Nowadays, lending and financial markets in the Cayman Islands are experiencing rapid growth. High creditworthiness and low risk make the market particularly attractive to international lenders.
If you need legal advice on financing funds in the Cayman Islands, we suggest that you first read this material and get useful background information.
Organizational and legal types of enterprises on the island of Cayman
The establishment of the fund in the Cayman Islands promises good prospects, especially for businesses from North America. And for entrepreneurs who want to get a Cayman Islands direct investment fund manager's license, it will be expedient to register an exempt limited partnership (ELP) in the Cayman Islands as a priority action.
In this jurisdiction, the interaction with the private sector has been developed and, as a result, a limited liability company Cayman LLC has been set up, which is the analog of Delaware LLC.
Successful public-private partnerships are just one of the factors contributing to the Cayman’s top credit and financing markets.
Other factors include:
- the growing convergence of hedge funds and the direct investment sector, as more and more fund managers use both products on the same platform;
- the use of English common law in Cayman Islands law, supplemented, if necessary, by local law, to ensure that Cayman Islands funds are recognized as international funds.
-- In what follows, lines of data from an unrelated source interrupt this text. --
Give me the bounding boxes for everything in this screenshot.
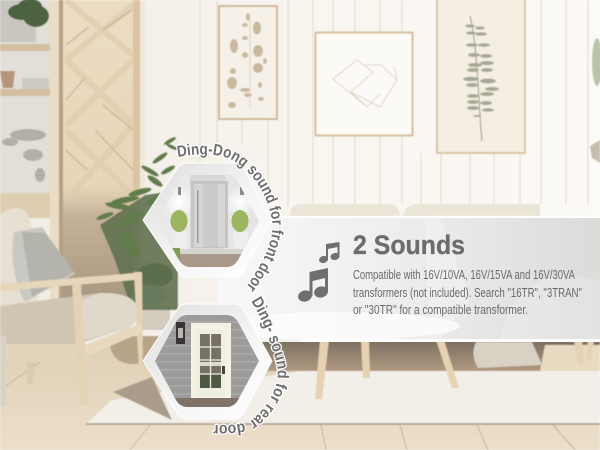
- wooden door: [50, 0, 145, 300]
- hanging plant and lamp: [590, 38, 600, 163]
- plant: [96, 136, 178, 310]
- table top seen through panel: [210, 312, 460, 340]
- art frame: leaves: [219, 6, 277, 119]
- front door photo: [166, 175, 259, 267]
- art frame: fern: [437, 0, 525, 153]
- hexagon: front door: [143, 163, 272, 277]
- icon: large music note: [297, 268, 329, 303]
- shelves: [0, 0, 50, 218]
- info panel: [210, 216, 600, 342]
- curved label: rear door: Ding- sound for rear door: [212, 295, 290, 438]
- planter and basket: [110, 305, 170, 364]
- panel heading: 2 Sounds: [353, 230, 465, 260]
- panel body text: or "30TR" for a compatible transformer.: [353, 303, 528, 317]
- floor cushion: [113, 377, 172, 420]
- panel body text: [353, 268, 582, 317]
- wall: [0, 0, 600, 360]
- art frame: geometric: [316, 32, 412, 136]
- curved label: front door: Ding-Dong sound for front door: [176, 142, 284, 293]
- sofa: [290, 204, 540, 216]
- armchair: [0, 208, 143, 407]
- rear door photo: [155, 315, 259, 407]
- rug: [86, 371, 600, 425]
- table and sofa legs: [315, 340, 594, 399]
- icon: small music note: [318, 242, 340, 264]
- blanket: [473, 342, 542, 368]
- hexagon: rear door: [143, 304, 272, 419]
- floor: [0, 340, 600, 450]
You will receive more details on the types of businesses and their financing during a legal consultation on the loan market regulation on the island of Cayman.
Ensuring capital rights
A direct investment fund may be established in the Cayman Islands in accordance with the Limited Partnerships Act, as amended (the ELP Act).
Cayman LLC registration is governed by the Limited Liability Companies Act, and is a hybrid form that combines some of the characteristics of a liberated company and ELP.
The ELP reflects a contractual agreement between the partners, where the general partner has certain powers over the business and its assets. The rights and property of ELP are trusted by the general partner.
You can order legal advice on financing an investment project in the Cayman Islands from our staff for more information on ELP.
If you intend to obtain a Cayman LLC manager license, please note that you will be responsible for the property and assets on your behalf.
ELP's limited partners usually agree to reimburse the fund upon request of the general partner. This contractual obligation of the limited partner to finance its capital and the right of the general partner to request unsecured capital are the basis of the fund lending mechanism.
If the borrower is Cayman LLC, the legal ownership of Uncalled Capital and Capital Call Rights belong to Cayman LLC itself. The Cayman LLC executive is authorized to request unsecured capital and receive capital contributions from participants.
Legal consultation on investment regulation in the Cayman Islands will help you better understand the current issue.
Beneficial ownership regime
Cayman LLC is required to maintain beneficial ownership registries in accordance with the actual beneficial ownership regime. As a result, such companies must identify individuals who qualify as “beneficial owners” (intermediate holding companies through which beneficial owners exercise supervision over the company).
IQ Decision UK services include consultations on the beneficial ownership regulation in the Cayman Islands.
You will receive more detailed information from our specialists by ordering legal advice on the identification of beneficial ownership in relation to legal entities.
The potential significance of the beneficial ownership regime for lenders when conducting a fund financing transaction in the Cayman Islands lies in the legal remedy available to the company in the event the shareholder fails to comply with the request for information on beneficial ownership. If the company does not receive such information within one month after the request, it may issue a “notice of restrictions” in relation to the respective share owned by the shareholder.
Until such notice is withdrawn by the company or terminated by the court decision, any transfer or agreement on the transfer of interest is void, no rights can be exercised with respect to interest, no shares can be issued, no payment can be made by the company with respect to interest. In addition, except for the liquidation cases, the agreement on the transfer of the right to issue shares will be invalid.
You can request legal advice on fundraising for funds in the Cayman Islands from our qualified employees.
Last January, in the Caymans, the “Law on International Tax Cooperation” was passed, which obliges certain organizations to have “sufficient maintenance” on the island. Administrative fines will be applied to them for non-compliance with legal requirements.
The law is relevant for those who plan:
- register an exempted company in the Caymans;
- establish an LLC in the Cayman Islands;
- start a limited liability partnership;
- register a foreign subsidiary in the Caymans.
Despite the uncertainty of the global market, the outlook for fund finance over the next few years is very optimistic, and the Cayman Islands will continue to be the preferred option for lenders willing to offer attractive and diverse financing options.
IQ Decision UK experts provide legal advice on transactions for fund financing in the Cayman Islands.